The search or user intent is a core aspect of most search marketing strategies and tactics. Leading platforms like Semrush and Ahrefs assign an intention class to keywords populated on the system.

The above is a simple illustration in the work titled “The Category of the Mind: Folk Psychology of Belief, Desire, and Intention by Yoshihisa Kashima
In the work he clearly stated that beliefs and desires do not primarily cause action but intention is believed to act as the causal link between belief-desire and action. In addition, within folk psychology humans are considered to utilise beliefs, desires and intentions to understand, predict and explain human action.
In search, marketers expect a lot of human actions such as clicking, scrolling, submitting an enquiry form, completing an online purchase, downloading a whitepaper or ebook etc.
Intent classification in Semrush and other platforms:
I typed the keyword “UK mortgage rates” into the Semrush keyword tool to generate similar keywords and display relevant metrics such as search volume, keyword difficulty, SERP features (Search Engine Results Page), and, of particular interest is the intent classification for these keywords.
From the image below, you can see that a keyword like “UK mortgage rates” has two intent classification labels: informational and commercial. Another keyword, “mortgage rates UK”, also has a dual intent label of ‘I, C’, which again denotes informational and commercial. These intent classifications, however, do not reveal much about the motivational state or desired outcomes of users who type such queries into search engines. Another keyword, “mortgage interest rates UK”, is labelled purely informational.
I have consistently argued against the overgeneralised and shallow nature of these intent labels. There is a need for a more nuanced, dynamic, model-driven, and contextual approach to ascribing intent, which would enable marketers to better understand, explain, and predict human actions.

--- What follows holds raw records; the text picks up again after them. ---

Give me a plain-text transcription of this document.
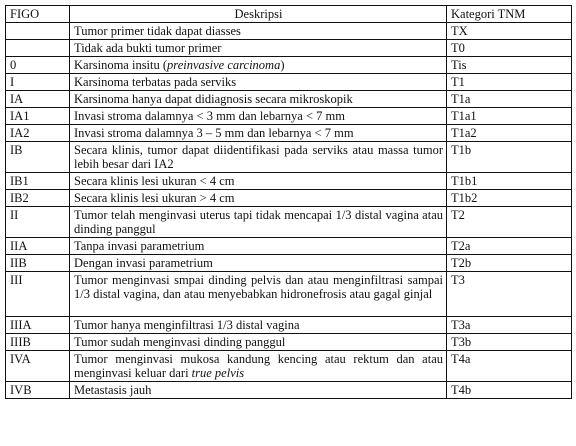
FIGO	Deskripsi	Kategori TNM
	Tumor primer tidak dapat diasses	TX
	Tidak ada bukti tumor primer	T0
0	Karsinoma insitu (preinvasive carcinoma)	Tis
I	Karsinoma terbatas pada serviks	T1
IA	Karsinoma hanya dapat didiagnosis secara mikroskopik	T1a
IA1	Invasi stroma dalamnya < 3 mm dan lebarnya < 7 mm	T1a1
IA2	Invasi stroma dalamnya 3 – 5 mm dan lebarnya < 7 mm	T1a2
IB	Secara klinis, tumor dapat diidentifikasi pada serviks atau massa tumor lebih besar dari IA2	T1b
IB1	Secara klinis lesi ukuran < 4 cm	T1b1
IB2	Secara klinis lesi ukuran > 4 cm	T1b2
II	Tumor telah menginvasi uterus tapi tidak mencapai 1/3 distal vagina atau dinding panggul	T2
IIA	Tanpa invasi parametrium	T2a
IIB	Dengan invasi parametrium	T2b
III	Tumor menginvasi smpai dinding pelvis dan atau menginfiltrasi sampai 1/3 distal vagina, dan atau menyebabkan hidronefrosis atau gagal ginjal	T3
IIIA	Tumor hanya menginfiltrasi 1/3 distal vagina	T3a
IIIB	Tumor sudah menginvasi dinding panggul	T3b
IVA	Tumor menginvasi mukosa kandung kencing atau rektum dan atau menginvasi keluar dari true pelvis	T4a
IVB	Metastasis jauh	T4b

The above oversimplification of intents fails to create a platform to understand, predict, and explain human action. Sometimes the logic and reasoning around these terms is questionable.
Going back to two terms such as ‘uk mortgage fixed rates’ classified as informational and ‘best mortgage rates’ viewed as transactional is somewhat confusing when searches for both returned Ads on the SERP for the keyword labelled informational and no ads for the keyword tagged as transactional. I obviously understand that search results is personalised and different results could be served to different users based on their search history.

This simple example clearly challenges the logic behind the oversimplification of search intent and fails to capture the internal dynamics or the evolving nature of the root term “mortgage rates.”

This approach of classifying intents also fails to capture the contextual drivers behind the seed term or concept. Rather than relying on tools that oversimplify intent classification at both the head term and long-tail level, it may be more effective to utilise a model-driven approach at the seed or head term level.
In the case of mortgage rates, intent modelling (rather than simple classification) can be performed at the head term level. A schematic folk psychology framework can be used to model the relevant “people also asked” questions and long-tail keywords into beliefs, desires, and intentions, and to rank possible actions. This is a context-rich approach that addresses the oversimplification problem inherent in current search intent classifications.
For the seed query “mortgage rates”, intent modelling can explore expanded terms such as “mortgage rates today,” “current mortgage rates,” or “30-year mortgage rate” without resorting to oversimplified intent labels for these keywords.

Extracting belief statements for People Also Asked questions to to guide the intent narrative:
Intent is like a chain or a narrative and not a bucket classification. For the seed term ‘mortgage rates”, there is a PAA that goes thus “when will mortgage rates drop.” using a tool like AlsoAsked, you can find a handful of questions around high mortgage rates or increasing mortgage rates.


These questions can be grouped around similar themes, allowing a common belief to be extracted and linked to a relevant desire. From the screenshot above, we can see that a state-of-the-world factor, such as high inflation, leads to the belief that mortgage rates are high and generates a desire for lower payments. The sequence essentially works backwards.There is significant potential for enrichment using this framework, especially when combined with commonsense relations. Additional content will follow in upcoming blogs.